02.03.2023

Beitrittsaufforderung: BMF-Richtsätze als geeignete Schätzungsgrundlage

Das BMF wird aufgefordert, dem Revisionsverfahren beizutreten, um zu der Frage Stellung zu nehmen, ob und ‑‑wenn ja‑‑ unter welchen Voraussetzungen ein äußerer Betriebsvergleich in Gestalt einer Schätzung anhand der Richtsätze der amtlichen Richtsatzsammlung des BMF zulässig ist.

Kurzbesprechung
BFH-Beschluss v. 14.12.2022 - X R 19/21

FGO § 122 Abs 2 S 3
AO § 162 Abs 1, § 162 Abs 2 S 1, § 162 Abs 2 S 2


Nach § 162 Abs. 1 Satz 1 AO hat die Finanzbehörde die Besteuerungsgrundlagen zu schätzen, soweit sie diese nicht ermitteln oder berechnen kann; § 96 Abs. 1 Satz 1 Halbsatz 2 FGO i.V.m. § 162 AO gibt dem FG eine eigene Schätzungsbefugnis.

Nach § 162 Abs. 1 Satz 2 AO (i.V.m. § 96 Abs. 1 Satz 1 Halbsatz 2 FGO) sind bei der Schätzung alle Umstände zu berücksichtigen, die für sie von Bedeutung sind. Die Schätzungsergebnisse müssen schlüssig, wirtschaftlich möglich und vernünftig sein.

Bislang hat die höchstrichterliche Rechtsprechung die Schätzung von Besteuerungsgrundlagen durch einen äußeren Betriebsvergleich anhand der aus der amtlichen Richtsatzsammlung des BMF zu entnehmenden Richtsätze grundsätzlich als "anerkannte Schätzungsmethode" bewertet. Der BFH hat zudem wiederholt klargestellt, dass die amtlichen Richtsätze keine Rechtsnormen sind, sondern nur anerkannte Hilfsmittel der Verprobung und Schätzung der Umsätze und Gewinne.
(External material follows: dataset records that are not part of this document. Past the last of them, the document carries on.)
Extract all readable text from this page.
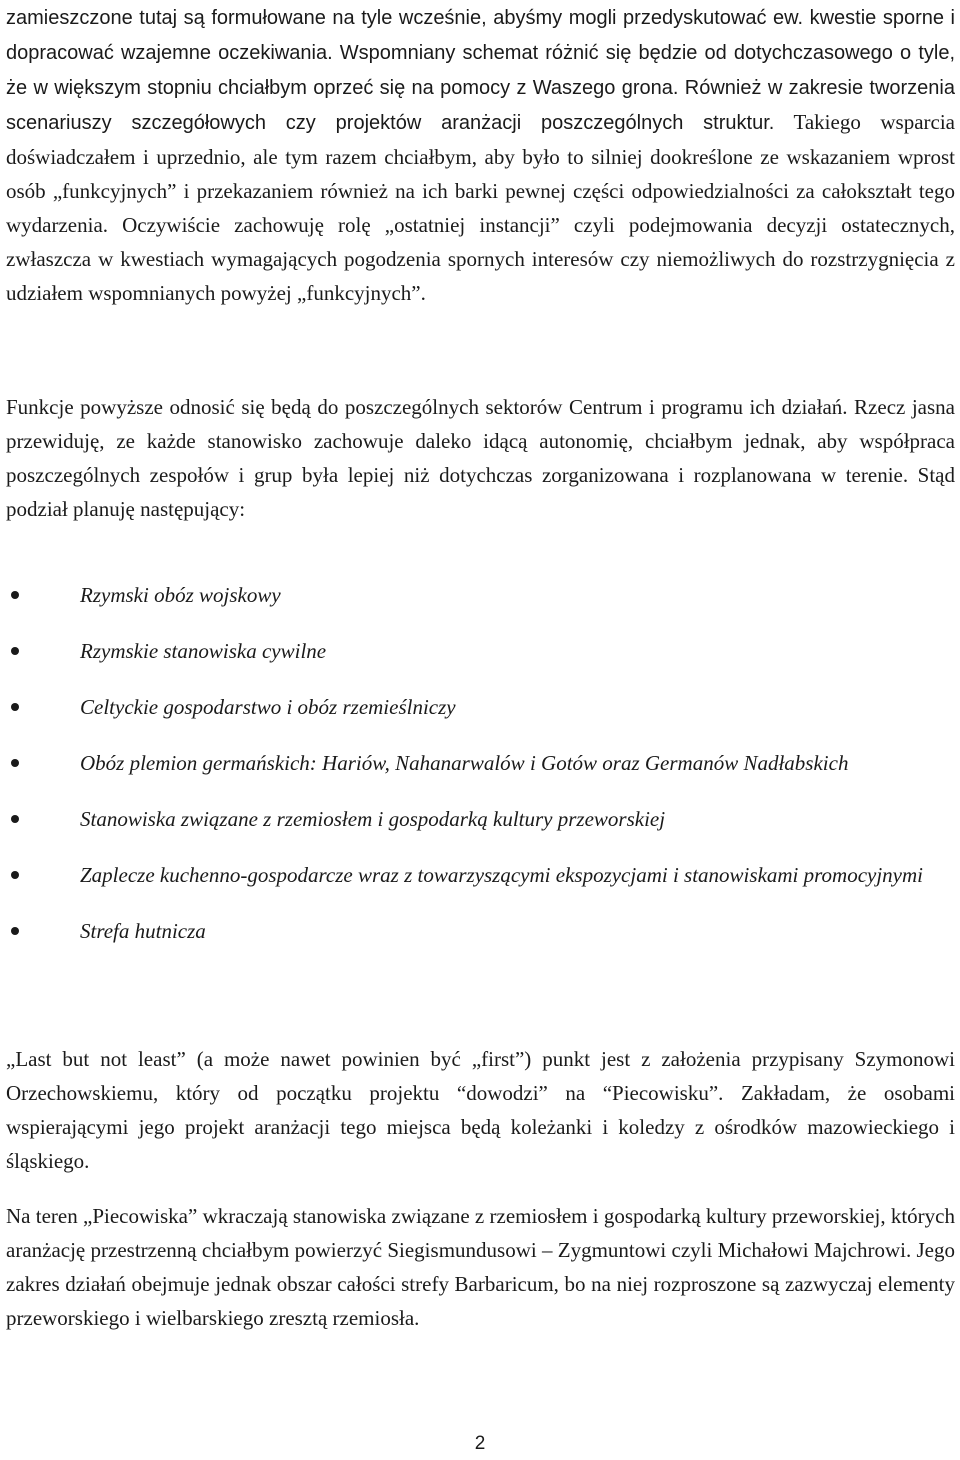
zamieszczone tutaj są formułowane na tyle wcześnie, abyśmy mogli przedyskutować ew. kwestie sporne i dopracować wzajemne oczekiwania. Wspomniany schemat różnić się będzie od dotychczasowego o tyle, że w większym stopniu chciałbym oprzeć się na pomocy z Waszego grona. Również w zakresie tworzenia scenariuszy szczegółowych czy projektów aranżacji poszczególnych struktur. Takiego wsparcia doświadczałem i uprzednio, ale tym razem chciałbym, aby było to silniej dookreślone ze wskazaniem wprost osób „funkcyjnych” i przekazaniem również na ich barki pewnej części odpowiedzialności za całokształt tego wydarzenia. Oczywiście zachowuję rolę „ostatniej instancji” czyli podejmowania decyzji ostatecznych, zwłaszcza w kwestiach wymagających pogodzenia spornych interesów czy niemożliwych do rozstrzygnięcia z udziałem wspomnianych powyżej „funkcyjnych”.

Funkcje powyższe odnosić się będą do poszczególnych sektorów Centrum i programu ich działań. Rzecz jasna przewiduję, ze każde stanowisko zachowuje daleko idącą autonomię, chciałbym jednak, aby współpraca poszczególnych zespołów i grup była lepiej niż dotychczas zorganizowana i rozplanowana w terenie. Stąd podział planuję następujący:

Rzymski obóz wojskowy
Rzymskie stanowiska cywilne
Celtyckie gospodarstwo i obóz rzemieślniczy
Obóz plemion germańskich: Hariów, Nahanarwalów i Gotów oraz Germanów Nadłabskich
Stanowiska związane z rzemiosłem i gospodarką kultury przeworskiej
Zaplecze kuchenno-gospodarcze wraz z towarzyszącymi ekspozycjami i stanowiskami promocyjnymi
Strefa hutnicza

„Last but not least” (a może nawet powinien być „first”) punkt jest z założenia przypisany Szymonowi Orzechowskiemu, który od początku projektu “dowodzi” na “Piecowisku”. Zakładam, że osobami wspierającymi jego projekt aranżacji tego miejsca będą koleżanki i koledzy z ośrodków mazowieckiego i śląskiego.

Na teren „Piecowiska” wkraczają stanowiska związane z rzemiosłem i gospodarką kultury przeworskiej, których aranżację przestrzenną chciałbym powierzyć Siegismundusowi – Zygmuntowi czyli Michałowi Majchrowi. Jego zakres działań obejmuje jednak obszar całości strefy Barbaricum, bo na niej rozproszone są zazwyczaj elementy przeworskiego i wielbarskiego zresztą rzemiosła.

2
Dennoch sich der BFH bislang in keiner Entscheidung näher damit auseinandergesetzt, auf welchen Grundlagen und Parametern die Richtsätze des BMF beruhen, wie sie zustande kommen und welche Auswirkungen sich hieraus auf die Tauglichkeit eines äußeren Betriebsvergleichs anhand der Richtsatzsammlung ergeben.

In Anbetracht der insbesondere für die steuerrechtliche, aber auch für die steuerstrafrechtliche Praxis erheblichen Bedeutung der Verprobung und Schätzung von Besteuerungsgrundlagen anhand der amtlichen Richtsatzsammlung hält der BFH es für sachgerecht, das BMF ‑ auch mit Blick auf dessen Herausgeberschaft der Sammlung ‑ am Revisionsverfahren zu beteiligen. Dies gilt auch vor dem Hintergrund, dass weiterhin Klärungsbedarf über das Zustandekommen der einzelnen Richtsätze besteht und statistische Unzulänglichkeiten eingewandt werden.

Unklar erscheint insbesondere,
 
  • welche Einzeldaten mit welchem Gewicht in die Ermittlung der Richtsätze der jeweiligen Gewerbeklasse einfließen, wie die Repräsentativität der Daten sichergestellt wird und ob es Einzeldaten gibt, die von vornherein ausgeschlossen werden;
  • ob die regional zum Teil erheblich unterschiedliche Höhe fixer Betriebskosten (insbesondere Raum- und Personalkosten) der Festlegung bundeseinheitlicher Richtsätze entgegensteht;
  • weshalb die Ergebnisse von Außenprüfungen bei sog. Verlustbetrieben unberücksichtigt bleiben, obwohl auch solche Betriebe grundsätzlich einen positiven Rohgewinnaufschlagsatz ausweisen;
  • ob ganz oder teilweise erfolgreiche Rechtsbehelfe des Steuerpflichtigen gegen die auf eine Außenprüfung ergangenen Steuerbescheide Eingang in die Richtsatzsammlung finden.

Zudem stellt sich die Frage, wie dem Steuerpflichtigen ermöglicht werden kann, das Ergebnis einer Schätzung auf der Grundlage der amtlichen Richtsatzsammlung ‑‑insbesondere auch im Hinblick auf die spezifischen Daten, die dieser Sammlung zugrunde liegen‑‑ nachzuvollziehen und zu überprüfen.